Is Noise Conditioning Necessary? A Unified Theory of Unconditional Graph Diffusion Models

TL;DR

This paper demonstrates that graph diffusion models can operate effectively without explicit noise conditioning by leveraging the implicit noise inference capabilities of denoisers, leading to simpler and more efficient architectures.

Contribution

The work provides a theoretical framework and empirical evidence showing that explicit noise conditioning in GDMs may be unnecessary, challenging a common assumption in the field.

Findings

Unconditional GDMs perform comparably or better than conditioned models.

Unconditional models reduce parameters by 4-6% and computation time by 8-10%.

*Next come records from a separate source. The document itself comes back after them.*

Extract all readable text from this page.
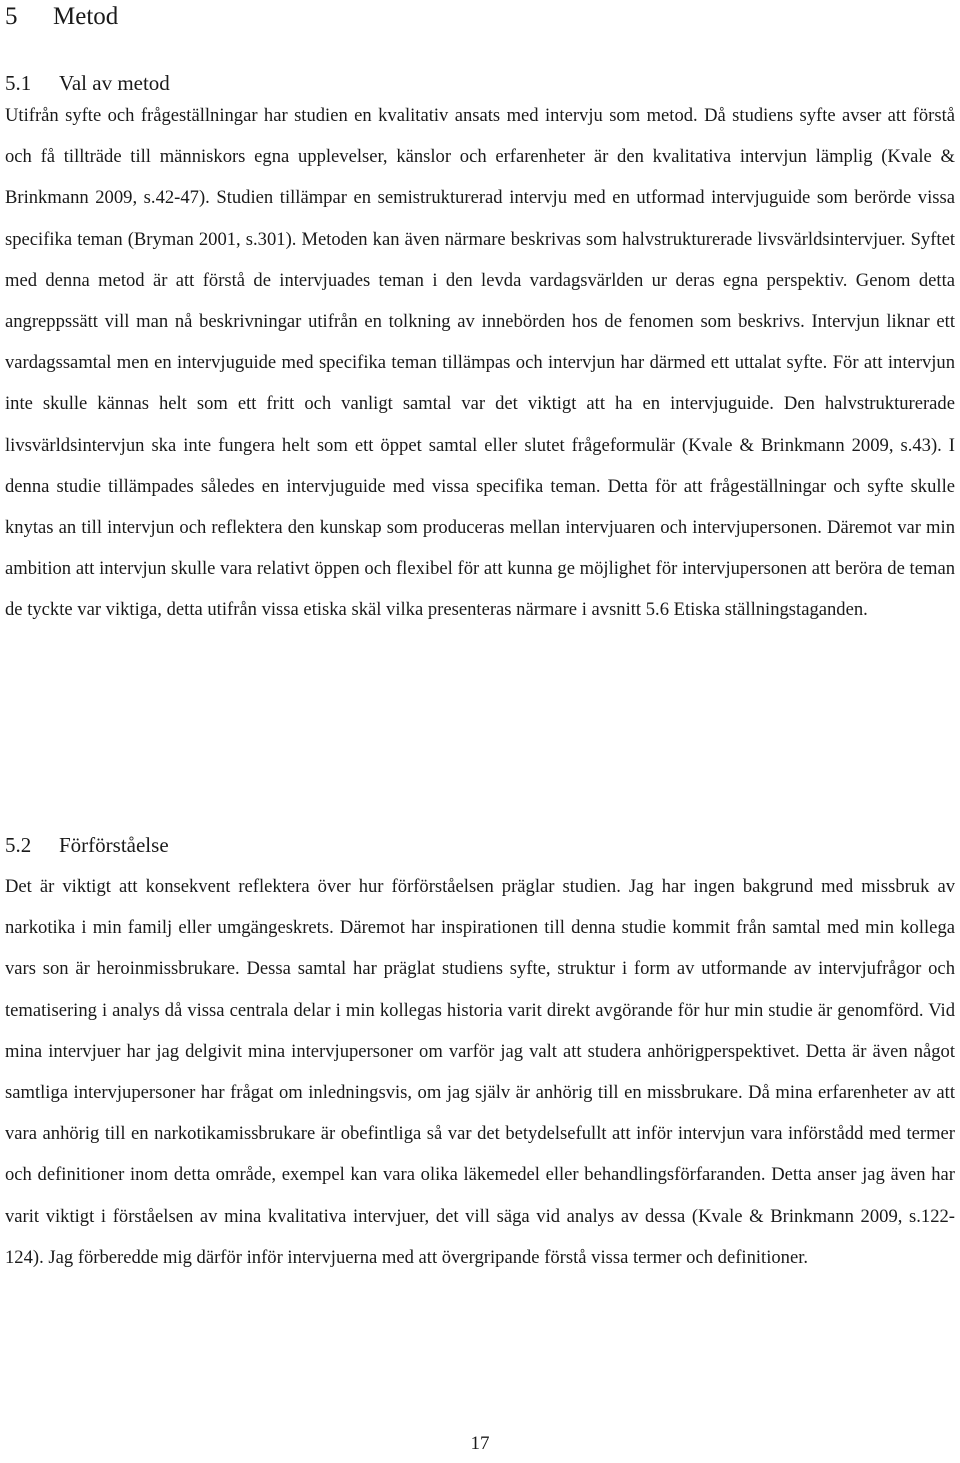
5 Metod
5.1 Val av metod

Utifrån syfte och frågeställningar har studien en kvalitativ ansats med intervju som metod. Då studiens syfte avser att förstå och få tillträde till människors egna upplevelser, känslor och erfarenheter är den kvalitativa intervjun lämplig (Kvale & Brinkmann 2009, s.42-47). Studien tillämpar en semistrukturerad intervju med en utformad intervjuguide som berörde vissa specifika teman (Bryman 2001, s.301). Metoden kan även närmare beskrivas som halvstrukturerade livsvärldsintervjuer. Syftet med denna metod är att förstå de intervjuades teman i den levda vardagsvärlden ur deras egna perspektiv. Genom detta angreppssätt vill man nå beskrivningar utifrån en tolkning av innebörden hos de fenomen som beskrivs. Intervjun liknar ett vardagssamtal men en intervjuguide med specifika teman tillämpas och intervjun har därmed ett uttalat syfte. För att intervjun inte skulle kännas helt som ett fritt och vanligt samtal var det viktigt att ha en intervjuguide. Den halvstrukturerade livsvärldsintervjun ska inte fungera helt som ett öppet samtal eller slutet frågeformulär (Kvale & Brinkmann 2009, s.43). I denna studie tillämpades således en intervjuguide med vissa specifika teman. Detta för att frågeställningar och syfte skulle knytas an till intervjun och reflektera den kunskap som produceras mellan intervjuaren och intervjupersonen. Däremot var min ambition att intervjun skulle vara relativt öppen och flexibel för att kunna ge möjlighet för intervjupersonen att beröra de teman de tyckte var viktiga, detta utifrån vissa etiska skäl vilka presenteras närmare i avsnitt 5.6 Etiska ställningstaganden.

5.2 Förförståelse

Det är viktigt att konsekvent reflektera över hur förförståelsen präglar studien. Jag har ingen bakgrund med missbruk av narkotika i min familj eller umgängeskrets. Däremot har inspirationen till denna studie kommit från samtal med min kollega vars son är heroinmissbrukare. Dessa samtal har präglat studiens syfte, struktur i form av utformande av intervjufrågor och tematisering i analys då vissa centrala delar i min kollegas historia varit direkt avgörande för hur min studie är genomförd. Vid mina intervjuer har jag delgivit mina intervjupersoner om varför jag valt att studera anhörigperspektivet. Detta är även något samtliga intervjupersoner har frågat om inledningsvis, om jag själv är anhörig till en missbrukare. Då mina erfarenheter av att vara anhörig till en narkotikamissbrukare är obefintliga så var det betydelsefullt att inför intervjun vara införstådd med termer och definitioner inom detta område, exempel kan vara olika läkemedel eller behandlingsförfaranden. Detta anser jag även har varit viktigt i förståelsen av mina kvalitativa intervjuer, det vill säga vid analys av dessa (Kvale & Brinkmann 2009, s.122-124). Jag förberedde mig därför inför intervjuerna med att övergripande förstå vissa termer och definitioner.

17
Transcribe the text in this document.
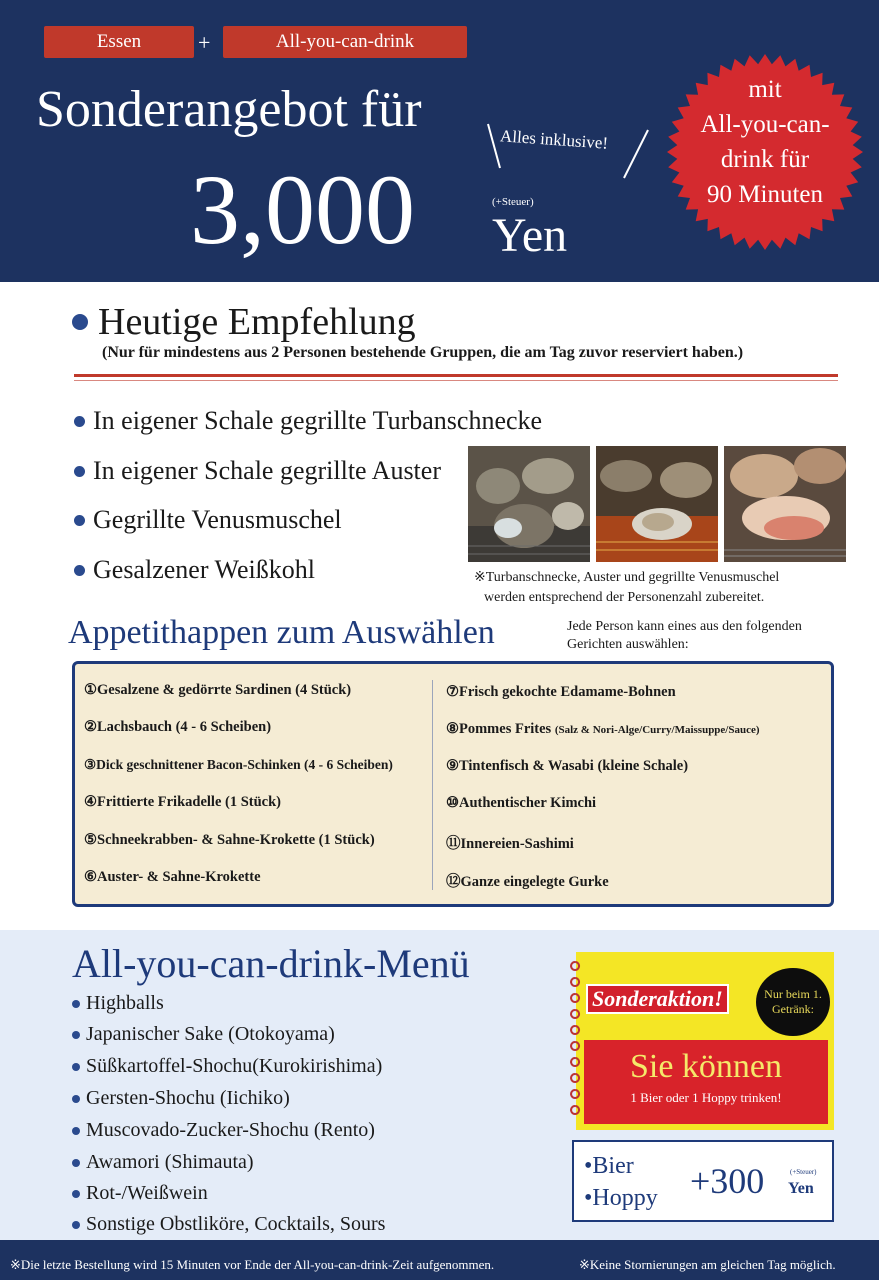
Essen	+	All-you-can-drink
Sonderangebot für
Alles inklusive!
3,000	(+Steuer)
Yen
mit
All-you-can-
drink für
90 Minuten
Heutige Empfehlung
(Nur für mindestens aus 2 Personen bestehende Gruppen, die am Tag zuvor reserviert haben.)
In eigener Schale gegrillte Turbanschnecke
In eigener Schale gegrillte Auster
Gegrillte Venusmuschel
Gesalzener Weißkohl	※Turbanschnecke, Auster und gegrillte Venusmuschel
werden entsprechend der Personenzahl zubereitet.
Appetithappen zum Auswählen	Jede Person kann eines aus den folgenden
Gerichten auswählen:
①Gesalzene & gedörrte Sardinen (4 Stück)
②Lachsbauch (4 - 6 Scheiben)
③Dick geschnittener Bacon-Schinken (4 - 6 Scheiben)
④Frittierte Frikadelle (1 Stück)
⑤Schneekrabben- & Sahne-Krokette (1 Stück)
⑥Auster- & Sahne-Krokette
⑦Frisch gekochte Edamame-Bohnen
⑧Pommes Frites (Salz & Nori-Alge/Curry/Maissuppe/Sauce)
⑨Tintenfisch & Wasabi (kleine Schale)
⑩Authentischer Kimchi
⑪Innereien-Sashimi
⑫Ganze eingelegte Gurke
All-you-can-drink-Menü
Highballs
Japanischer Sake (Otokoyama)
Süßkartoffel-Shochu(Kurokirishima)
Gersten-Shochu (Iichiko)
Muscovado-Zucker-Shochu (Rento)
Awamori (Shimauta)
Rot-/Weißwein
Sonstige Obstliköre, Cocktails, Sours
Sonderaktion!	Nur beim 1.
Getränk:
Sie können
1 Bier oder 1 Hoppy trinken!
•Bier
•Hoppy +300	(+Steuer)
Yen
※Die letzte Bestellung wird 15 Minuten vor Ende der All-you-can-drink-Zeit aufgenommen.	※Keine Stornierungen am gleichen Tag möglich.
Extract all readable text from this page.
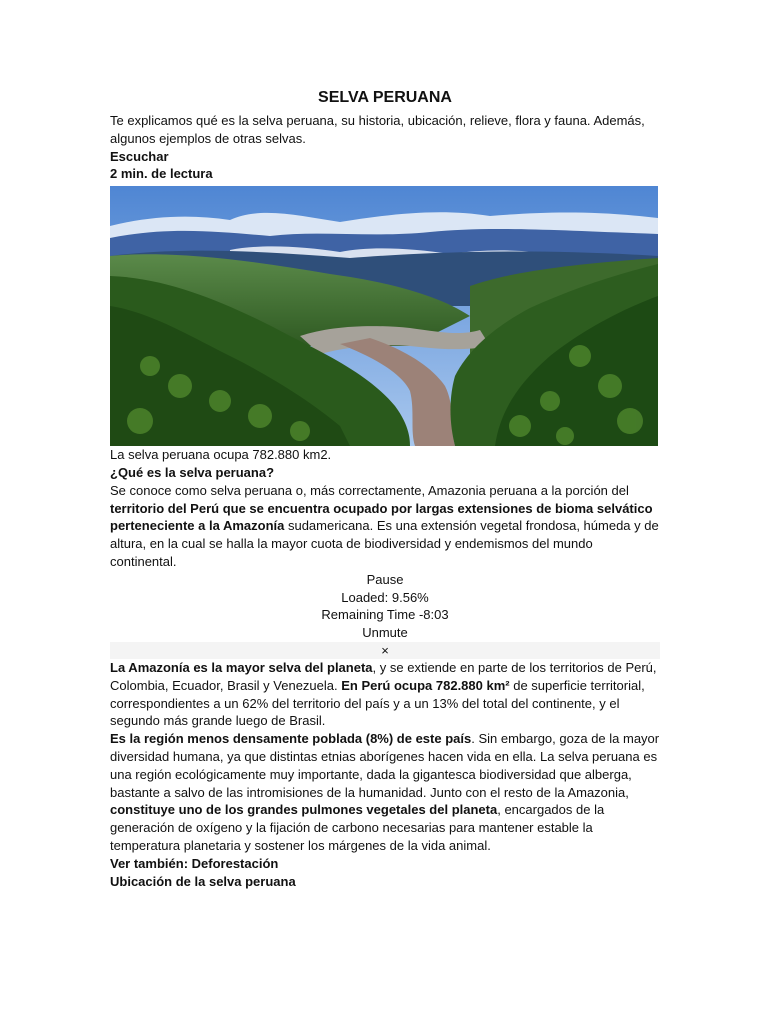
SELVA PERUANA

Te explicamos qué es la selva peruana, su historia, ubicación, relieve, flora y fauna. Además, algunos ejemplos de otras selvas.

Escuchar

2 min. de lectura

La selva peruana ocupa 782.880 km2.

¿Qué es la selva peruana?

Se conoce como selva peruana o, más correctamente, Amazonia peruana a la porción del territorio del Perú que se encuentra ocupado por largas extensiones de bioma selvático perteneciente a la Amazonía sudamericana. Es una extensión vegetal frondosa, húmeda y de altura, en la cual se halla la mayor cuota de biodiversidad y endemismos del mundo continental.

Pause

Loaded: 9.56%

Remaining Time -8:03

Unmute

×

La Amazonía es la mayor selva del planeta, y se extiende en parte de los territorios de Perú, Colombia, Ecuador, Brasil y Venezuela. En Perú ocupa 782.880 km² de superficie territorial, correspondientes a un 62% del territorio del país y a un 13% del total del continente, y el segundo más grande luego de Brasil.

Es la región menos densamente poblada (8%) de este país. Sin embargo, goza de la mayor diversidad humana, ya que distintas etnias aborígenes hacen vida en ella. La selva peruana es una región ecológicamente muy importante, dada la gigantesca biodiversidad que alberga, bastante a salvo de las intromisiones de la humanidad. Junto con el resto de la Amazonia, constituye uno de los grandes pulmones vegetales del planeta, encargados de la generación de oxígeno y la fijación de carbono necesarias para mantener estable la temperatura planetaria y sostener los márgenes de la vida animal.

Ver también: Deforestación

Ubicación de la selva peruana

High-dimensional graph data encodes sufficient information for denoising.

Abstract

Explicit noise-level conditioning is widely regarded as essential for the effective operation of Graph Diffusion Models (GDMs). In this work, we challenge this assumption by investigating whether denoisers can implicitly infer noise levels directly from corrupted graph structures, potentially eliminating the need for explicit noise conditioning. To this end, we develop a theoretical framework centered on Bernoulli edge-flip corruptions and extend it to encompass more complex scenarios involving coupled structure-attribute noise. Extensive empirical evaluations on both synthetic and real-world graph datasets, using models such as GDSS and DiGress, provide strong support for our theoretical findings. Notably, unconditional GDMs achieve performance comparable or superior to their conditioned counterparts, while also offering reductions in parameters (4-6%) and computation time (8-10%). Our results suggest that the high-dimensional nature of graph data itself often encodes sufficient information for the denoising process, opening avenues for simpler, more efficient GDM architectures.